Perching precariously on the slick edge of an inflatable zodiac boat, I grip the thick anchored rope behind me tightly. One loose flip of the boat, and I could tumble backwards into the frigid waters of the Beagle Channel!
But why worry about an accident like that at a spectacular moment such as this!
All around me massive icebergs jut out of the freezing channel waters surrounding our tiny black boat. At first, I am startled by the ominous squeaks and crunching sounds I hear as we slide over the ice. A huge colony of Magallenic penguins eye us curiously from their rookery on the rocky beach nearby, and a colony of lazy fur seals doze on the rocks of the barren cliffs that rise up sharply from the narrow channel waters.
I can't believe I've finally made it. Here I am in the southernmost region of Patagonia in Chile. I am drifting on the same waters that Ferdinand Magellan explored over five hundred years ago in 1520 on his legendary search for a path to the Indies. As if that isn't enough, Sir Francis Drake navigated these same waters in 1578, and the naturalist Charles Darwin and his ship, the Beagle, navigated here in 1830-- and this channel is named for this ship.
For years I have pictured myself coming to this, one of the most remote spots on the globe.
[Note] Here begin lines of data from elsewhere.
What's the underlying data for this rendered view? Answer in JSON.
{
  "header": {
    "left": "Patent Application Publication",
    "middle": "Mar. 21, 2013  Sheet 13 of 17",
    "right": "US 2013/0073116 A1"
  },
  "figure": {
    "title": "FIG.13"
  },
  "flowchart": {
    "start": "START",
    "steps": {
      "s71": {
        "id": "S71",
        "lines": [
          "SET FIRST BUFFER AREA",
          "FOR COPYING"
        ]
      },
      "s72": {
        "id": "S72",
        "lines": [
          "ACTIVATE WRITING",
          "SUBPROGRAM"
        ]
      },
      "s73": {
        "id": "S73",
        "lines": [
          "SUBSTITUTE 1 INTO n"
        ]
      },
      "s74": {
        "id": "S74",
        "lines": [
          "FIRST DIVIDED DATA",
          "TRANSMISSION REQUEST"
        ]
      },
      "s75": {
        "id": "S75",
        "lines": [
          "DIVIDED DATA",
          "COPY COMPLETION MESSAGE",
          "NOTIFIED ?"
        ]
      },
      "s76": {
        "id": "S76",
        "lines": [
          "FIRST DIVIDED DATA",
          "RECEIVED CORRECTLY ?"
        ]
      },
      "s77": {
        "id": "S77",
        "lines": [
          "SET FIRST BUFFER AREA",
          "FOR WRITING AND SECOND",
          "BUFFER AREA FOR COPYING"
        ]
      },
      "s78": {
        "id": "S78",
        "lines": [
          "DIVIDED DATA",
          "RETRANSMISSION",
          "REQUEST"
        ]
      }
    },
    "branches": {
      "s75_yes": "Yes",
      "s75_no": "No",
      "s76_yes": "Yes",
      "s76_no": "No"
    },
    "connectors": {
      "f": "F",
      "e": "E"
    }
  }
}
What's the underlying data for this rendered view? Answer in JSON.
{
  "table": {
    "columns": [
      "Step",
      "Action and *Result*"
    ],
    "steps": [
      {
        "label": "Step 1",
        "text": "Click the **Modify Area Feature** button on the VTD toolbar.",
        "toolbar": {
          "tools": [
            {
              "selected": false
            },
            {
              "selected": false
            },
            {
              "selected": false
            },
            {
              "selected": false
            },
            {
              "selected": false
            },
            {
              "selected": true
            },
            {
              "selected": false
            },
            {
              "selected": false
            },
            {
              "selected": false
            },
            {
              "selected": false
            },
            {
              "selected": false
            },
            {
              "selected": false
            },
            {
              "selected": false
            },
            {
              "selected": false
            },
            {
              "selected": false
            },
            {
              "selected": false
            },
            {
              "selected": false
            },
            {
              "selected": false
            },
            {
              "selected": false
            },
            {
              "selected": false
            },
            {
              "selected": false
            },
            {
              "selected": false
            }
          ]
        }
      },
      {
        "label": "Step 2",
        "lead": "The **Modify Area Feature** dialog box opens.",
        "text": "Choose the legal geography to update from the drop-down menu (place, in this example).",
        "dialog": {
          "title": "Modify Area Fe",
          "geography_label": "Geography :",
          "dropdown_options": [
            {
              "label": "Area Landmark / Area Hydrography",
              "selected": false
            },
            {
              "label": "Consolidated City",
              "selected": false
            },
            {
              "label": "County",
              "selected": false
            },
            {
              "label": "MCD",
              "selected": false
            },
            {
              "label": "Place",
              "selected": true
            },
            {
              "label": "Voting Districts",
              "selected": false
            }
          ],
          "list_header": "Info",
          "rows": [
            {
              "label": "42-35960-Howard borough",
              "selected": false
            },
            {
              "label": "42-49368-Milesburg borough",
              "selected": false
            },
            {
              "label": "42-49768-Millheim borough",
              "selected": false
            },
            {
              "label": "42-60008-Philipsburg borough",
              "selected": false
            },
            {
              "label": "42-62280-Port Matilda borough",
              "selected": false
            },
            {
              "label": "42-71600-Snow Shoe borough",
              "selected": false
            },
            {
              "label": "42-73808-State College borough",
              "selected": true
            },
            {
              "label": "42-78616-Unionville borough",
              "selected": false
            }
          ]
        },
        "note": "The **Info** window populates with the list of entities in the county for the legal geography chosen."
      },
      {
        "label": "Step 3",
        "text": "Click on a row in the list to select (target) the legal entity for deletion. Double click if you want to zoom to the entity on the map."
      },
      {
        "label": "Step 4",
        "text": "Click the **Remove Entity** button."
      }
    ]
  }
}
I had set my sights on seeing Torres del Paine in Chile some day but until this moment had not managed the arduous journey.
People call Torres del Paine one of the most inaccessible and beautiful mountain regions in the world. It is a spectacular natural environment, covering over 700 miles at the southern tip of the Andes Mountains in Chile. Established as a national park in 1959, Torres was declared a World Biosphere Reserve by UNESCO in 1978. Today, it still harbors one of the planet's most pristine environments---mammoth glaciers of blue ice, emerald green lakes, towering snow-covered peaks, and dry desolate steppes where ebony-faced guanacos still roam.
Who knows how long this dramatic landscape of glaciers, granite mountains and fjords will remain unchanged before global warming or its rising tides of tourists encroach disastrously on the natural beauty? I've dreamed of spending time here before that happens, and I almost achieved this goal just six years ago-- and failed. Recently, I decided I could wait no longer.